[RFC] Extract unannotated texts from Knits
John Arbash Meinel
john at arbash-meinel.com
Wed Jul 25 20:29:07 BST 2007
-----BEGIN PGP SIGNED MESSAGE-----
Hash: SHA1
The attached patch is layered on top of my earlier one for changing the
layering for extracting data from Knits.
Basically, that patch made it easier for the _KnitData and _Knit*Factory code
to only extract what we are going to use (the texts not including the annotations).
The attached patch makes use of that to move all of the extraction code into
Pyrex, and then skip over annotations.
The big win here is that we remove all of the 'string.split()' calls,
especially when we are just throwing away part of the data.

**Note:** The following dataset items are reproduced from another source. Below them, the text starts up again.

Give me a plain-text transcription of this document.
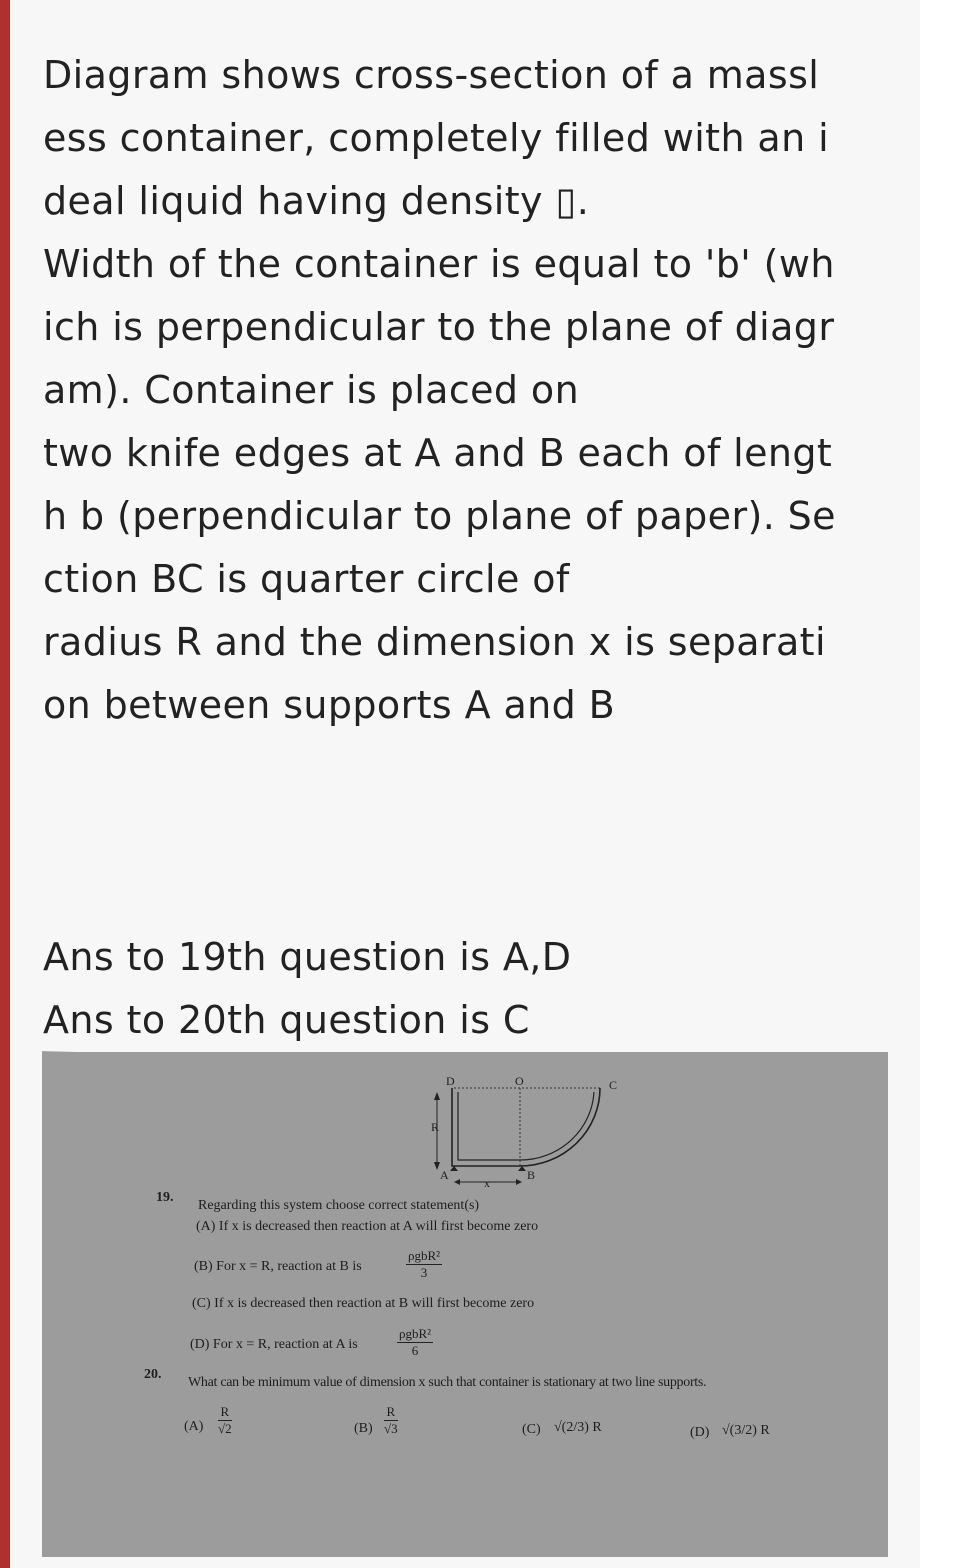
Diagram shows cross-section of a massl
ess container, completely filled with an i
deal liquid having density ▯.
Width of the container is equal to 'b' (wh
ich is perpendicular to the plane of diagr
am). Container is placed on
two knife edges at A and B each of lengt
h b (perpendicular to plane of paper). Se
ction BC is quarter circle of
radius R and the dimension x is separati
on between supports A and B
Ans to 19th question is A,D
Ans to 20th question is C
D	O	C
R
A	B
x
19.
Regarding this system choose correct statement(s)
(A) If x is decreased then reaction at A will first become zero
(B) For x = R, reaction at B is
ρgbR²
3
(C) If x is decreased then reaction at B will first become zero
(D) For x = R, reaction at A is
ρgbR²
6
20.
What can be minimum value of dimension x such that container is stationary at two line supports.
$(A) \frac{R}{√2}$	$(B) \frac{R}{√3}$	(C) √(2/3) R	(D) √(3/2) R
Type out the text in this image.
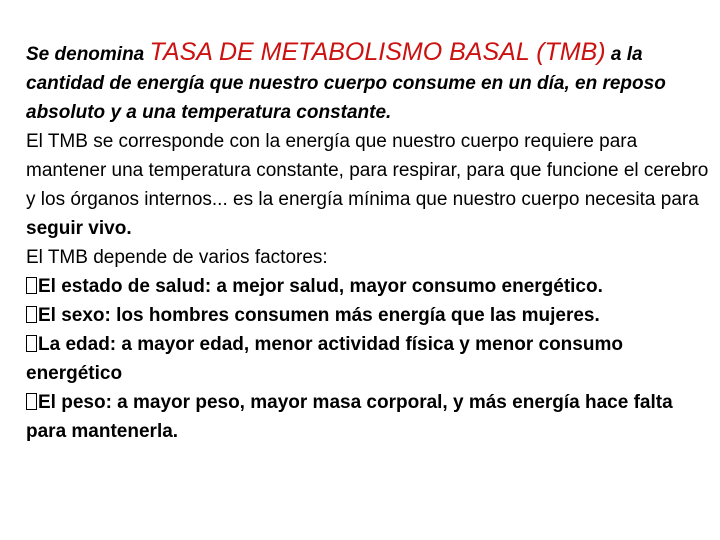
Se denomina TASA DE METABOLISMO BASAL (TMB) a la cantidad de energía que nuestro cuerpo consume en un día, en reposo absoluto y a una temperatura constante.

El TMB se corresponde con la energía que nuestro cuerpo requiere para mantener una temperatura constante, para respirar, para que funcione el cerebro y los órganos internos... es la energía mínima que nuestro cuerpo necesita para seguir vivo.

El TMB depende de varios factores:

El estado de salud: a mejor salud, mayor consumo energético.

El sexo: los hombres consumen más energía que las mujeres.

La edad: a mayor edad, menor actividad física y menor consumo energético

El peso: a mayor peso, mayor masa corporal, y más energía hace falta para mantenerla.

A small win is using zlib directly, instead of going through
tuned_gzip.GzipFile. (I think out of 5s 200ms was saved for gzip extraction).
To give the approximate benefits:
1) Use _get_text_map() instead of _get_context_maps(), about 10% 5s => 4.5s
2) Using direct calls to zlib.inflate() instead of using gzip.GzipFile, about
5% 4.5s => 4.25s.
3) Switching to have extract that can avoid creating PyStrings for annotations
completely. about 20% 4.25s => 3.5s.
So in total, with this patch, I can do:
bzr checkout bzr.dev test
In 3.5s rather than 5s. Approx 1.5x faster.
The bulk of this win is from: "Knit.get_lines()" which has been improved from
3.75s under lsprof to 1.3s with my patch. (2.8x faster)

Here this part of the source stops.